CR: Como a conjuntura política atual tem afetado a vida e a dignidade dos povos indígenas? Como a sociedade pode se somar a esta luta?

LR: Na medida em que o Governo Federal tem ampliado e dado visibilidade à luta e resistência dos povos indígenas, por meio da criação do Ministério dos Povos Indígenas (MPI), retomando demarcações e homologando novos territórios; ampliando e dando força à estrutura da SESAI, que, por sua vez, tem feito a Política de Saúde Indígena chegar em mais territórios, levando saúde de qualidade e específica; reconhecendo a cultura e os saberes tradicionais desses povos; entre outras ações que beneficiam a população indígena.

Não tem como negar que existe uma maior visibilidade política dos povos indígenas, cargos federais sendo ocupados por indígenas, pessoas que conseguirão dialogar com propriedade sobre as necessidades e potencialidades dos povos originários, e esse fator é de grande importância para nossa luta.

Em contraponto, recebemos ofensivas constantes do Congresso Nacional, como o Projeto de Lei (PL) do Marco Temporal, que invisibiliza a história de luta dos povos indígenas, ameaça direitos constitucionais, gera inseguranças e regressão nas conquistas territoriais, além de intensificar a violência e a contaminação ambiental.

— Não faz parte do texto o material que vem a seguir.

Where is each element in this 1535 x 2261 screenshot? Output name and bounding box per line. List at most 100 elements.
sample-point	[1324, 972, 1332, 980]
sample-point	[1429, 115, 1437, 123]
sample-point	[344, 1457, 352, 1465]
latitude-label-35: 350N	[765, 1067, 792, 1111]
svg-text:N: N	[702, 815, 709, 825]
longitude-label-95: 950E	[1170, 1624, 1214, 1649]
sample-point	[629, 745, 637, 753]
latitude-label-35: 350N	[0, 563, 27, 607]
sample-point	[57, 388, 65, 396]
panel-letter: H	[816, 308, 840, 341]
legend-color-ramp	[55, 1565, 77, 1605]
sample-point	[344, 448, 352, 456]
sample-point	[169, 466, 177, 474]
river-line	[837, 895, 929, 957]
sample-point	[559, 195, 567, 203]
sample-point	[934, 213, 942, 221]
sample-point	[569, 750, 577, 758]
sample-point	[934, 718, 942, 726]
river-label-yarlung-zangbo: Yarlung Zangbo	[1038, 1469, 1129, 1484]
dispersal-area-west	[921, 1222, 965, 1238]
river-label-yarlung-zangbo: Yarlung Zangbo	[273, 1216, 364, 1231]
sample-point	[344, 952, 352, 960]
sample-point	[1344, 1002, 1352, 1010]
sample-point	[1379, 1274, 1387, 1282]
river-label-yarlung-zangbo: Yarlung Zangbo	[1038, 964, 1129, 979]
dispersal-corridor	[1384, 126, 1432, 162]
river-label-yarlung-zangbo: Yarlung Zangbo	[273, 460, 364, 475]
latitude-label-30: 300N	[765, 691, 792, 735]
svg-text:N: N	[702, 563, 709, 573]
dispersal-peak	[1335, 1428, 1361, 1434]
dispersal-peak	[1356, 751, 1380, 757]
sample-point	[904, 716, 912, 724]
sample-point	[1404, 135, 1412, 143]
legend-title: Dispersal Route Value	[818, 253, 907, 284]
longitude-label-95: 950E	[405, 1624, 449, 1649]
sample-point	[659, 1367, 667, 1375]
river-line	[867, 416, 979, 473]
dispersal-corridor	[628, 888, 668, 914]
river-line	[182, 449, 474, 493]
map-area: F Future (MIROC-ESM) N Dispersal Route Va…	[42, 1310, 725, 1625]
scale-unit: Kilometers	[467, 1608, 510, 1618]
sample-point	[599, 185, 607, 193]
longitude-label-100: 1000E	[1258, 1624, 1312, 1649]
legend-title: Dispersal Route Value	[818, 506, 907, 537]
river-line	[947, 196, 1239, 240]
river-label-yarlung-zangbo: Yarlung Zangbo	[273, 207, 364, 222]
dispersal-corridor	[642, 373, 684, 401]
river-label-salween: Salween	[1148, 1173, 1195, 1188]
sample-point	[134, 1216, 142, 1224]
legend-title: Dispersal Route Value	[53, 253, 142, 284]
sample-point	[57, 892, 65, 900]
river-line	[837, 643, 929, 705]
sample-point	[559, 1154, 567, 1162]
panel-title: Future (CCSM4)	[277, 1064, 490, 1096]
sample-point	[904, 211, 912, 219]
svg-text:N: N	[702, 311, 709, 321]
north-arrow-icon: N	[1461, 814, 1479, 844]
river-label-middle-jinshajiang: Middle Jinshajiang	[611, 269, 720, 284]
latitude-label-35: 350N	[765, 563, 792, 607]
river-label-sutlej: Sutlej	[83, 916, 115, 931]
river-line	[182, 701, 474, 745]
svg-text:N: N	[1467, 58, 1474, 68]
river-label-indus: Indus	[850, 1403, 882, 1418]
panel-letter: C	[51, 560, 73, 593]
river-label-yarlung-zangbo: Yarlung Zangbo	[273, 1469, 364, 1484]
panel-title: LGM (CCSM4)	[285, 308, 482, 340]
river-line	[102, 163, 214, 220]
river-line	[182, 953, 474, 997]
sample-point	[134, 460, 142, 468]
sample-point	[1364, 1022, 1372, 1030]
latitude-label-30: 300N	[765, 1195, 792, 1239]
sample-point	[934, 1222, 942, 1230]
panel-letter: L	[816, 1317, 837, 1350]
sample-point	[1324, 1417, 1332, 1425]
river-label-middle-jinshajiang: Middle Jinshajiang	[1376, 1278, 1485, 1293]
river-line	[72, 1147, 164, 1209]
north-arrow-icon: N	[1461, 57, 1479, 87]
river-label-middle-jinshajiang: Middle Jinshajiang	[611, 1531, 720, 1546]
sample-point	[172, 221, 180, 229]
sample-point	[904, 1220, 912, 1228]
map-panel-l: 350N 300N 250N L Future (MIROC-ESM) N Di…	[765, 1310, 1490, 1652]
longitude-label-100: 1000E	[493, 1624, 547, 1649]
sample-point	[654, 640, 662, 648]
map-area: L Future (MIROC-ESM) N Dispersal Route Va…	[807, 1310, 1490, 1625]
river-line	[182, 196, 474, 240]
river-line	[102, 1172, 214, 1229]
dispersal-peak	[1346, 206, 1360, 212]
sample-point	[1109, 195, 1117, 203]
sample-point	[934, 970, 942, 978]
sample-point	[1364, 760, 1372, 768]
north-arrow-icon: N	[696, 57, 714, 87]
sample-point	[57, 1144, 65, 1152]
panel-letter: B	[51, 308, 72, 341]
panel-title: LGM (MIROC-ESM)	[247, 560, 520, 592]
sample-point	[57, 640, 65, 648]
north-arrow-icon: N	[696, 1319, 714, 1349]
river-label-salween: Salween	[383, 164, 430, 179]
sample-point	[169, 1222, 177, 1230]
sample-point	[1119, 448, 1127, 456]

Precisamos ocupar mais espaços de decisão, assumir o compromisso de fazer por nós. Esse espaço sim, ainda é bastante reduzido.

A sociedade pode e deve contribuir, compreendendo as ações afirmativas, conhecendo a cultura, se aprofundando nos debates, não compartilhando de crenças arcaicas, infundadas e desrespeitosas sobre os povos indígenas.